Riso garantido ou seu dinheiro de volta
"Eu trabalhava numa agência de publicidade no Rio. Resolvi fazer um espetáculo no Teatro Senac em Copacabana, em 1978. Foi um sucesso e larguei meu emprego."

Sérgio Rabello

O slogan do ex-publicitário Sérgio Rabello, já demonstra seu talento para fazer graça sem recorrer ao submundo das piadas grosseiras, cujo riso é extraído a fórceps.

Seu show "Quem é vivo sempre desaparece", que passou três anos em cartaz no Maksoud Plaza em São Paulo, está iniciando tournée nacional. A primeira escala é o Rio de Janeiro, onde tudo começou.

" Eu trabalhava numa agência de publicidade no Rio. Resolvi fazer um espetáculo no Teatro Senac em Copacabana, em 1978. Foi um sucesso e larguei meu emprego."

Rabello reconhece que é um solitário do humor, pois faz os espetáculos sozinho e escreve seu próprio texto. "Sinto falta da convivência no camarim".

Apesar de contar piadas, o forte do seu show é o próprio texto e sua criatividade que tornam os espetáculos únicos, sem precisar apelar. "É o meu diferencial".

Apesar da boa vontade da mídia, Sérgio Rabello evitou fazer televisão. "Talvez por ter sido publicitário sei que a televisão pode desgastar . Prefiro o teatro e fazer meus shows para empresas." Neste aspecto Rabello é um campeão de audiências. Casa sempre cheia e agenda também. Suas apresentações são muito requisitadas e sempre apreciadas.

Usuário regular de estradas, pois faz muitos shows no interior, Rabello acha os pedágios uma piada de mau gosto. "Viajei este ano de São Francisco até Seatle, por 1.700 km e só paguei 1 pedágio de US$ 2,00 ." Mas reconhece que as rodovias melhoraram com a privatização.
Quando viaja a trabalho tem motorista, mas no lazer prefere dirigir. " Adoro viajar e sou um bom motorista, quando não estou distraído."
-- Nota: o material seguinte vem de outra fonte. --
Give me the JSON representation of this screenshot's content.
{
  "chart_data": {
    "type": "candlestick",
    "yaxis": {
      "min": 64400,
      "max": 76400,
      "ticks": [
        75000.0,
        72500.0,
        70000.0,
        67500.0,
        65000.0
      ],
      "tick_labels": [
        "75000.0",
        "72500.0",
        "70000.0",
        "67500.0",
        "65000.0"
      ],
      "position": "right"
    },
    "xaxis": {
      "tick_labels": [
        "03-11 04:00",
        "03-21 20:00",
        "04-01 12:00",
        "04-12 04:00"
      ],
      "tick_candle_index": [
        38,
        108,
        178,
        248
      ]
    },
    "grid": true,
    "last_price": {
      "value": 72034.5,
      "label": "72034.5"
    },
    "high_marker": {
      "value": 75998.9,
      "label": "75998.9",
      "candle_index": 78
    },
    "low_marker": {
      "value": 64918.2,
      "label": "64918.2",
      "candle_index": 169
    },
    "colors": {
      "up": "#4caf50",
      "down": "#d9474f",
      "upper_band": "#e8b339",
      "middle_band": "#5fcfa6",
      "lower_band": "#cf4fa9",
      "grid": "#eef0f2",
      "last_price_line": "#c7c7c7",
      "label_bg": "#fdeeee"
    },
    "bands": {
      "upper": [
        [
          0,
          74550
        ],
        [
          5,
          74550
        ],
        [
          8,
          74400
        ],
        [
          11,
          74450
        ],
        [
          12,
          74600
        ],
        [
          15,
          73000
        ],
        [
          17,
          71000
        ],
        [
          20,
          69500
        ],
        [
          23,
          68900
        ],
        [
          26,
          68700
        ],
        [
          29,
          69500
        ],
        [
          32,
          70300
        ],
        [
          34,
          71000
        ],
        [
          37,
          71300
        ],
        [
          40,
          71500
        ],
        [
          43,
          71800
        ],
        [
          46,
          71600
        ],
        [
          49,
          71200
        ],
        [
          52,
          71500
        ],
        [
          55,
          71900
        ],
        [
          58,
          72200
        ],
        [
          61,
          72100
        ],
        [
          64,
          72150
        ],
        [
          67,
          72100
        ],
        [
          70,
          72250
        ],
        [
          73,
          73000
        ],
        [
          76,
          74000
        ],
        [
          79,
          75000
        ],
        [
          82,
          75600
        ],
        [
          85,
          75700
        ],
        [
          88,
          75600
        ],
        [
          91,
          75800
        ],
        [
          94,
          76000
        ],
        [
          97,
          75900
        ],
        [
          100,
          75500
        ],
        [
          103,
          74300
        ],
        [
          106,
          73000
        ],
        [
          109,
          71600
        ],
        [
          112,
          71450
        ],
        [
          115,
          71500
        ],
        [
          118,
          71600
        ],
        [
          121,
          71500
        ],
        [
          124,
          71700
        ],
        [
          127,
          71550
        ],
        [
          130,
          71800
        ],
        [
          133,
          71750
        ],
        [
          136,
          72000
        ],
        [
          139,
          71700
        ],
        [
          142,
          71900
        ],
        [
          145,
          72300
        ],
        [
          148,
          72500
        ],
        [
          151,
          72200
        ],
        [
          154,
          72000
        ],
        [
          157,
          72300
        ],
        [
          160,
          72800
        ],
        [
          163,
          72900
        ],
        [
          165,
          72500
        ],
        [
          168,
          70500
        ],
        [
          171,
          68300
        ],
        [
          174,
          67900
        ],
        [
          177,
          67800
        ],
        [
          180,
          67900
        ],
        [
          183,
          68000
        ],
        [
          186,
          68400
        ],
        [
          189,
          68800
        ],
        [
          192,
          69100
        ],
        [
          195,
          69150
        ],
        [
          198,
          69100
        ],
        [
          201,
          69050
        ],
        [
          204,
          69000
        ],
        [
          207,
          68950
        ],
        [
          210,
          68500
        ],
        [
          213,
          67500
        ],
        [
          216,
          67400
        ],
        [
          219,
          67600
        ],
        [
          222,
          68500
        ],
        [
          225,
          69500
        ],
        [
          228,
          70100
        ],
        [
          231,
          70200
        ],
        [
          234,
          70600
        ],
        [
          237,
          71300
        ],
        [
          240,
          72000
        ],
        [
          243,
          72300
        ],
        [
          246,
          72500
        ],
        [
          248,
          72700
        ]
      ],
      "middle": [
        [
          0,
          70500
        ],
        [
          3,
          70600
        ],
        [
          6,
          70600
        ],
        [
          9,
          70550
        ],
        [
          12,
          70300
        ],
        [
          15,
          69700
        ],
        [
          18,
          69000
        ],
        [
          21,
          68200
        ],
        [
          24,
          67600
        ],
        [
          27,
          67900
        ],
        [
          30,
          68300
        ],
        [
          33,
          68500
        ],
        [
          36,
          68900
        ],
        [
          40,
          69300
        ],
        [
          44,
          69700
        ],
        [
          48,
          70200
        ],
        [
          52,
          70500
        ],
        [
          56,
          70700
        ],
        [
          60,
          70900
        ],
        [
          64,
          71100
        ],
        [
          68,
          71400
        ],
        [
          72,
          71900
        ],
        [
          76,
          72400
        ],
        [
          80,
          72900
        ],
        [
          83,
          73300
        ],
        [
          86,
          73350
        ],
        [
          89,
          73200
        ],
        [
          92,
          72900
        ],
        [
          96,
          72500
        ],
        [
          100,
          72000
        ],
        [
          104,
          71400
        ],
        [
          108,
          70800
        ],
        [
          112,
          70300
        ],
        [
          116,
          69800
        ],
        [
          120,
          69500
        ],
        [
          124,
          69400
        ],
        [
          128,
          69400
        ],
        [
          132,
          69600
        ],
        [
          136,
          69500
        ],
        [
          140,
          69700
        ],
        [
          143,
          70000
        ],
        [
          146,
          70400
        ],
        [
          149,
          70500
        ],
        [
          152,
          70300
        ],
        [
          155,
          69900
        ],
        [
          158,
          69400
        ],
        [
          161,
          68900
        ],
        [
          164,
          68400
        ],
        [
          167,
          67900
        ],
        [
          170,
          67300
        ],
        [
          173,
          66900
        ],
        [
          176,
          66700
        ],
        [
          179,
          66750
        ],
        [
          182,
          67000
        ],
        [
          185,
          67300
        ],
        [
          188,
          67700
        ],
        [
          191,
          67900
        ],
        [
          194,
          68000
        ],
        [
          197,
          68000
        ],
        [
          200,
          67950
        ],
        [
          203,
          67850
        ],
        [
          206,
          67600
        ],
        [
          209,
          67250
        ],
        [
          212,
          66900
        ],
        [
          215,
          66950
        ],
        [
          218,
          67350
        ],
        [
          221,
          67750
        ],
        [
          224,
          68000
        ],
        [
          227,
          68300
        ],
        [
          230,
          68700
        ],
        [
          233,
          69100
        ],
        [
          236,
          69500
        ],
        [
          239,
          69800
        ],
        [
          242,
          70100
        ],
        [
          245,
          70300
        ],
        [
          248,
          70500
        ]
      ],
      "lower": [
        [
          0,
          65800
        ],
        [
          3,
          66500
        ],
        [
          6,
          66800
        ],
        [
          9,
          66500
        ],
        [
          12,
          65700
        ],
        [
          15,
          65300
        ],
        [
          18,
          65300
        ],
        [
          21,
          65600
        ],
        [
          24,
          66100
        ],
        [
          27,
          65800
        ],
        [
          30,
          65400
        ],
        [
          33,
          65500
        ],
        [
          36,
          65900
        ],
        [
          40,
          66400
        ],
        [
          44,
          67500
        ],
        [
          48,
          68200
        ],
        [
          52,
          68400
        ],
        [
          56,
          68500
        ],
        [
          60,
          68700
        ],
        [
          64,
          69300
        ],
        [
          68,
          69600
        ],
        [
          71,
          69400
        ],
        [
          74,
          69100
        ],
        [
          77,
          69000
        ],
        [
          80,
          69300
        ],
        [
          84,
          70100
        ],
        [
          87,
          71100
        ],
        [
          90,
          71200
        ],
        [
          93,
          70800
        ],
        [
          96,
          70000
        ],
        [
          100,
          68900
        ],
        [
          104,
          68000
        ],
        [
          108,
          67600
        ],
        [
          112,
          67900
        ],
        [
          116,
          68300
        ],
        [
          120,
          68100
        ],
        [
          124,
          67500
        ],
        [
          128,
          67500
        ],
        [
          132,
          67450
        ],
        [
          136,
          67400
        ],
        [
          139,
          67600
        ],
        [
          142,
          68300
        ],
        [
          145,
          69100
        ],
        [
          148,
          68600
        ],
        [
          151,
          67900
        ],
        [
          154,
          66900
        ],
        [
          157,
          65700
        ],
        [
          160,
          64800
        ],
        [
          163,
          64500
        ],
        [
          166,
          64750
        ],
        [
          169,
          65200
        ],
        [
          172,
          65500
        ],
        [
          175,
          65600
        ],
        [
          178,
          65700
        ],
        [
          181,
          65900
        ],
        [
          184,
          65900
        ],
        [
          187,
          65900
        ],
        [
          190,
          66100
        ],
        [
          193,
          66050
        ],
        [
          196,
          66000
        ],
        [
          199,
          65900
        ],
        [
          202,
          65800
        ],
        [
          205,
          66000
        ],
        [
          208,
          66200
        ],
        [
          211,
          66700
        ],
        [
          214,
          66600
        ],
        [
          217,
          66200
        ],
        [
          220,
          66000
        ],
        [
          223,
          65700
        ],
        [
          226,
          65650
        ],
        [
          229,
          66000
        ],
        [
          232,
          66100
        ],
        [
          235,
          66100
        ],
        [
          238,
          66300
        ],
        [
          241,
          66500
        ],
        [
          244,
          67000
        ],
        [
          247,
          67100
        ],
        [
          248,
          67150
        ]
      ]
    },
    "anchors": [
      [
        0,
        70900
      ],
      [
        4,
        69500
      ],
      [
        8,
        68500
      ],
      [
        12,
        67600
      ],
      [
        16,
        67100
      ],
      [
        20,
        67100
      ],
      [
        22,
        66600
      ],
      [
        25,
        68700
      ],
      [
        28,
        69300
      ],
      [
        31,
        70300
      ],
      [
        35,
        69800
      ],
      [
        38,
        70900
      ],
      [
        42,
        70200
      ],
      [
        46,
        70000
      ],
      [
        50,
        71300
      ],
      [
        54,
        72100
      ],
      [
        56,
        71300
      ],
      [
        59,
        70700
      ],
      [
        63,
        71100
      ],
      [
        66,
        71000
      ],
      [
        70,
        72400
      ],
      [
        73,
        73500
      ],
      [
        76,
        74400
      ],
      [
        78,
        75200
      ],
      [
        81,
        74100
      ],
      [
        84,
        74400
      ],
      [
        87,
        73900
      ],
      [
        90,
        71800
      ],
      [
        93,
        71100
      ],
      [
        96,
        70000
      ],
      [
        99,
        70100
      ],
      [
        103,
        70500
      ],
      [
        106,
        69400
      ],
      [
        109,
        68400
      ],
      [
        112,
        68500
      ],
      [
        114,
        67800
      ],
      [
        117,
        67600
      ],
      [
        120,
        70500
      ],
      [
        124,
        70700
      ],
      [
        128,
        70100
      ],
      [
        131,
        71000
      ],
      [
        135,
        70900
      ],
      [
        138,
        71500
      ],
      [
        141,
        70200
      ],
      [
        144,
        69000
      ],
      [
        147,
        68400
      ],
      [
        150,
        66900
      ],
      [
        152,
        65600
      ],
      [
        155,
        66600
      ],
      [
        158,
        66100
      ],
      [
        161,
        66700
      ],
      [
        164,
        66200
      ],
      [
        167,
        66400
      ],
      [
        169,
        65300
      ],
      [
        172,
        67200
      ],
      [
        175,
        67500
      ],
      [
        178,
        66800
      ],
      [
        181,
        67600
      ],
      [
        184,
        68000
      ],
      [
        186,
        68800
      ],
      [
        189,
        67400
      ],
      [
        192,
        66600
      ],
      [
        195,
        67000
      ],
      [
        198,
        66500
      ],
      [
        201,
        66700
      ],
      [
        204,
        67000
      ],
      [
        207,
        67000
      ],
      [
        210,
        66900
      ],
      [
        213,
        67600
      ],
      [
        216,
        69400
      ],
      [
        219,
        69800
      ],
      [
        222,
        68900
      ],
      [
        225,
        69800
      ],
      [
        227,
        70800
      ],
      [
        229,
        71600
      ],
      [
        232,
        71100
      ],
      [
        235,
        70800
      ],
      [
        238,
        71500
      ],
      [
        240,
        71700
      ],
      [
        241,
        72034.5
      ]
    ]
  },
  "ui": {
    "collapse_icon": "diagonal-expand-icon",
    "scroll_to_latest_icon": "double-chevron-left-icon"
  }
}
Pai de um casal de filhos, um físico , que vive em Houston e já participou de duas equipes de universidades vencedoras do Nobel, e uma jovem que está aprimorando o inglês no Canadá, Rabello garante ser bem humorado no dia a dia.
Perguntado se rir é o melhor remédio, disse ser suspeito para falar, mas admite: " Eu invejo meu público", brinca Rabello.
Embora já conheça quase todas as piadas que os fãs contam, procura rir educadamente. "Engraçado é quando tem gente que pensa que eu não conheço e ainda diz assim: Coloca no show. Diz que é tua."